Les conocí hace casi 40 años. Eran una pareja sencilla, afable y cariñosa. El trabajaba en los Altos Hornos de Vizcaya. Ella era la típica ama de casa de aquella época que hacía unas tortas al estilo del pan preñado de muerte. Compartía vivienda con ellos la madre de él. Tenían una casa en el pueblo de los padres de ella. Allí pasaban las vacaciones, fines de semana, él cuidaba la huerta... vamos, todo de los más común en una barriada obrera de aquellos momentos. Eran miembros activos de la parroquia de su barrio y de Cáritas parroquial. Posteriormente, cuando llegó la crisis de la siderometalurgia, le obligaron a prejubilarse. Como tantos otros en su situación se dedicó a cuidar mejor su huerta y a colaborar en las cosas de la casa.
Tenían solamente un hijo. Era un chico guapito, rubito, más bien callado y algo introvertido. Como buen hijo único era el ojito derecho de toda la familia. Llevaba la escolaridad con normalidad, le gustaba mucho ir al pueblo y no parecía que tuviese muchos amigos en el barrio. Me acuerdo de una anécdota curiosa. Tuvieron sus familiares la peregrina idea de regalarle un corderito recién nacido como mascota. El crío se encariñó tanto con el animalito que no hubo manera de que lo dejara en el pueblo y se lo tuvieron que traer a su casa como si fuese un perro. Claro que llegó un momento en el que el cordero no podía seguir en la casa por su tamaño y porque no se adecuaba a ese modus vivendi como lo hacen los perros. Entonces decidieron sacrificarlo y, de paso, hacer despensa. Pero nadie se atrevía a hincar el diente al que había sido miembro de la familia. Para remediar el problema acudimos una cuadrilla de conocidos que dimos buena cuenta de sus tierna carnes.
Cuando se levantó el telón de la adolescencia el escenario tenía otro aspecto, quizás más común a esa etapa. Osco, contestaciones, incontrolable, deja los estudios, no hace caso de nada... Según fue creciendo todo ello se fue agravando, hasta que fueron observando conductas extrañas y, como solía suceder, descubrieron que estaba de mierdas hasta las orejas. Se va de casa, se junta con una mujer mayor que él con antecedentes. Se mete con ella en un bar de mala catadura y, a pesar de que los padres se desviven por sacar el negocio adelante, aquello va a la ruina como todo lo que toca la droga. De aquí en adelante toda su vida se convierte en un via crucis. Idas y vueltas a casa, entradas en programas de desintoxicación, recaídas, llamadas a la hertzaintza... No solo no reconoce a sus padres los esfuerzos que han hecho, sino que se dedica a extorsionarles y a hacerles la vida imposible. Amenaza, desprecia y llega a dejar marcados a ambos progenitores. El padre acaba marchándose al pueblo y tiene que ponerse a tratamiento. La madre, con esa extraña heroicidad que les caracteriza, sigue intentando controlar la casa y aguantando los maltratos.

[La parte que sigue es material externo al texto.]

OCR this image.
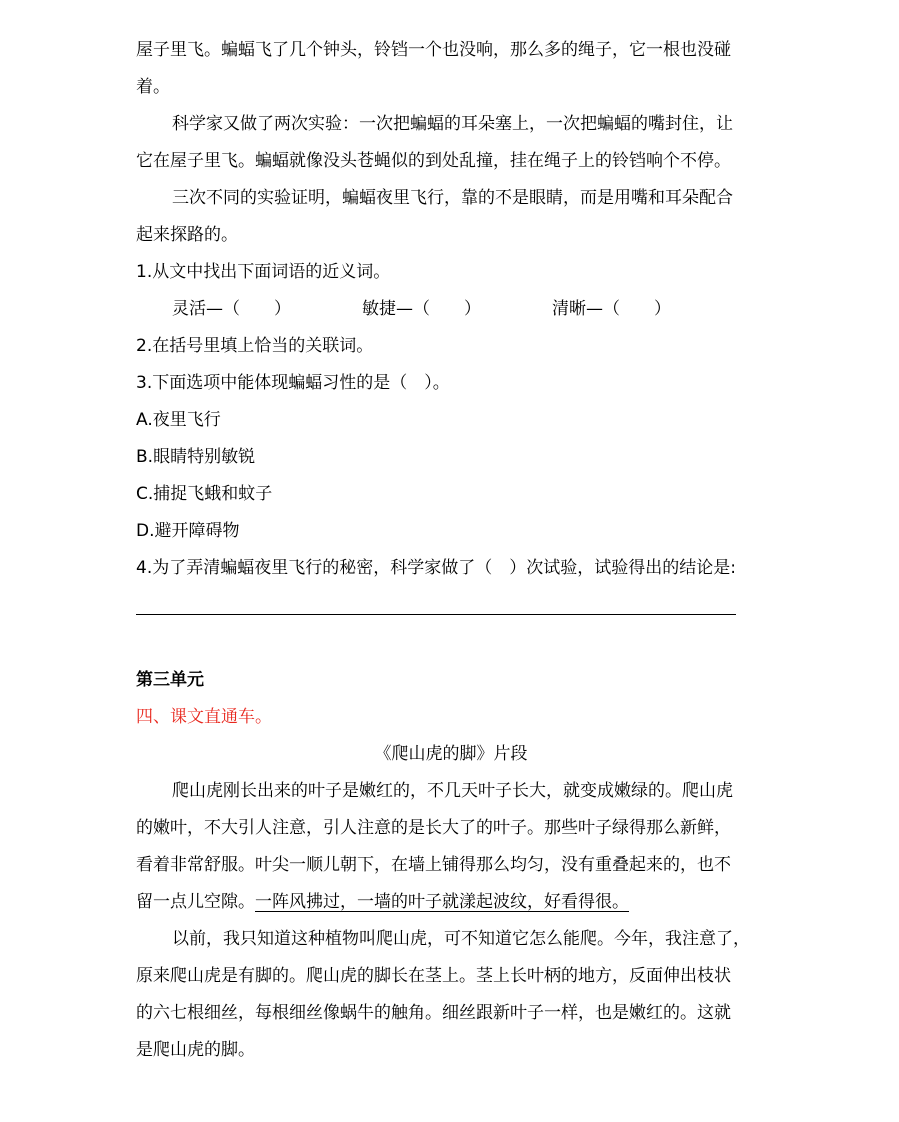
屋子里飞。蝙蝠飞了几个钟头，铃铛一个也没响，那么多的绳子，它一根也没碰
着。
科学家又做了两次实验：一次把蝙蝠的耳朵塞上，一次把蝙蝠的嘴封住，让
它在屋子里飞。蝙蝠就像没头苍蝇似的到处乱撞，挂在绳子上的铃铛响个不停。
三次不同的实验证明，蝙蝠夜里飞行，靠的不是眼睛，而是用嘴和耳朵配合
起来探路的。
1.从文中找出下面词语的近义词。
灵活—（　　）	敏捷—（　　）	清晰—（　　）
2.在括号里填上恰当的关联词。
3.下面选项中能体现蝙蝠习性的是（　）。
A.夜里飞行
B.眼睛特别敏锐
C.捕捉飞蛾和蚊子
D.避开障碍物
4.为了弄清蝙蝠夜里飞行的秘密，科学家做了（　）次试验，试验得出的结论是:
第三单元
四、课文直通车。
《爬山虎的脚》片段
爬山虎刚长出来的叶子是嫩红的，不几天叶子长大，就变成嫩绿的。爬山虎
的嫩叶，不大引人注意，引人注意的是长大了的叶子。那些叶子绿得那么新鲜，
看着非常舒服。叶尖一顺儿朝下，在墙上铺得那么均匀，没有重叠起来的，也不
留一点儿空隙。一阵风拂过，一墙的叶子就漾起波纹，好看得很。
以前，我只知道这种植物叫爬山虎，可不知道它怎么能爬。今年，我注意了，
原来爬山虎是有脚的。爬山虎的脚长在茎上。茎上长叶柄的地方，反面伸出枝状
的六七根细丝，每根细丝像蜗牛的触角。细丝跟新叶子一样，也是嫩红的。这就
是爬山虎的脚。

Hace poco me he enterado que el hijo ha muerto a causa de su lógico deterioro. Muchos pensarán, gracias a Dios que por fin se les ha acabado el Calvario. Pero cualquiera que tenga hijos podrá comprender que eso es lo único que nunca va a suceder. Todo lo contrario, el mal trato se va a prolongar por lo que les queda de vida, porque ahora llega el infierno de las culpabilidades y de los interrogantes. Por eso he puesto como título el primero que se les puede ocurrir. ¿Cómo lo hemos hecho tan mal? ¿Cuando empezó todo y cómo fue que no nos dimos cuenta? ¿O fue que no quisimos verlo? O lo que es peor ¿Quién tiene la culpa de todo esto? ¿Por qué no hiciste... por qué le dejamos...le mimamos demasiado... por qué nadie nos quiso ayudar...no le dejaste demasiado dinero? Las últimas veces que le he visto a él, iba como un sonámbulo paseando con su perro y como quien va hablando solo o con algún fantasma. Ella se dedica a cuidar a una señora mayor por aquello de sacar algún provecho. Realmente nadie que les conozca se podía suponer que su historia les iba a llevar por estos derroteros.